Orbán has been rewarded for his efforts by winning the bid to host the European edition of the Conservative Political Action Conference (CPAC) in Hungary, an influential event for the US right-wing. At CPAC Hungary in May 2023, Viktor Orbán boasted that Hungary is “an incubator, where experiments are being conducted for the conservative politics of the future. Hungary is the place where we not only talked about defeating progressive liberals and turning in a conservative Christian political direction, but the place where we have actually done it.”77 Additionally, István Kiss, the Executive Director of the Danube Institute argued at CPAC Texas that Hungary’s child protection legislation directly inspired Florida’s banning of “gender ideology” in schools.
On April 25, 2024, CPAC Hungary hosted its third edition, in which Orbán made every attempt to appeal to the US right-wing.
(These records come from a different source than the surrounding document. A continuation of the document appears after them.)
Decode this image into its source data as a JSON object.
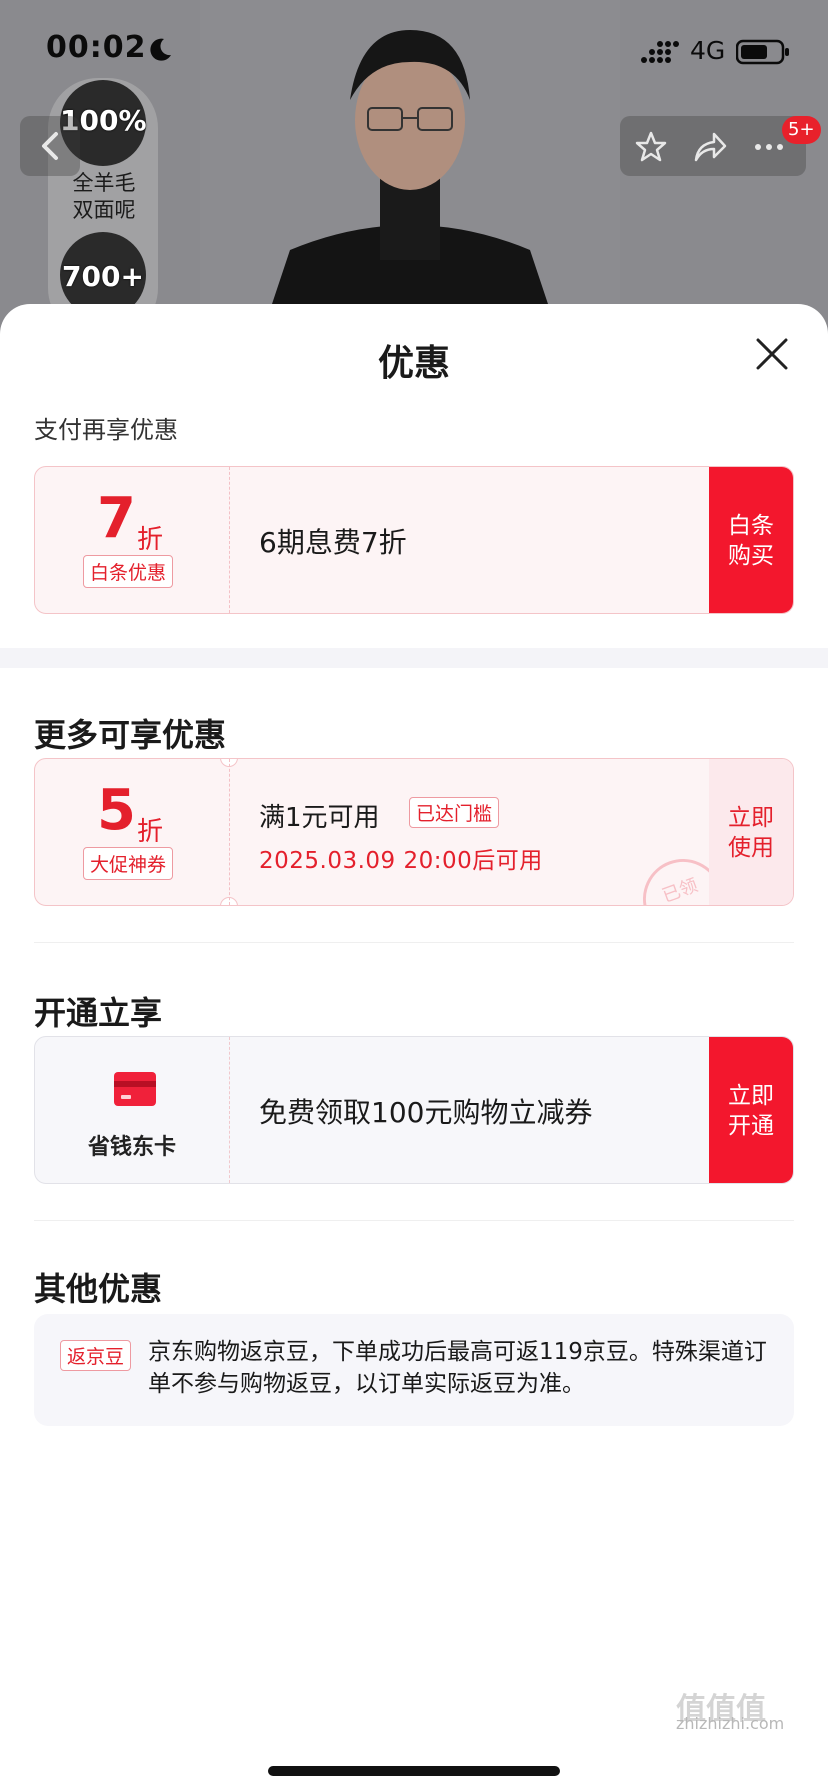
{
  "status_bar": {
    "time": "00:02",
    "network": "4G"
  },
  "background": {
    "features": [
      {
        "badge": "100%",
        "label": "全羊毛\n双面呢"
      },
      {
        "badge": "700+",
        "label": ""
      }
    ],
    "notification_badge": "5+"
  },
  "sheet": {
    "title": "优惠",
    "section_pay": {
      "subtitle": "支付再享优惠",
      "card": {
        "number": "7",
        "unit": "折",
        "tag": "白条优惠",
        "text": "6期息费7折",
        "button": "白条\n购买"
      }
    },
    "section_more": {
      "title": "更多可享优惠",
      "card": {
        "number": "5",
        "unit": "折",
        "tag": "大促神券",
        "condition": "满1元可用",
        "condition_badge": "已达门槛",
        "date": "2025.03.09 20:00后可用",
        "stamp": "已领",
        "button": "立即\n使用"
      }
    },
    "section_open": {
      "title": "开通立享",
      "card": {
        "icon_label": "省钱东卡",
        "text": "免费领取100元购物立减券",
        "button": "立即\n开通"
      }
    },
    "section_other": {
      "title": "其他优惠",
      "tag": "返京豆",
      "text": "京东购物返京豆，下单成功后最高可返119京豆。特殊渠道订单不参与购物返豆，以订单实际返豆为准。"
    }
  },
  "watermark": {
    "brand": "值值值",
    "site": "zhizhizhi.com"
  },
  "colors": {
    "accent": "#f3172d",
    "accent_text": "#e4202c",
    "card_bg": "#fdf4f5"
  }
}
During a recent visit to the United States, which took place during the State of the Union, Orbán avoided meeting with any Biden administration officials. Instead, he met with Trump and spoke at the Heritage Foundation about his country’s family and economic policies.78 Orbán also met with neofascist Steve Bannon at the Hungarian Embassy in Washington DC.79
Orbán’s divisive policies and far-right rhetoric hope to translate his connections with the Reactionary International into victories in 2024, allowing him to consolidate his regime at home. As Orbán said in his 2022 speech at CPAC: “The globalists can all go to Hell.”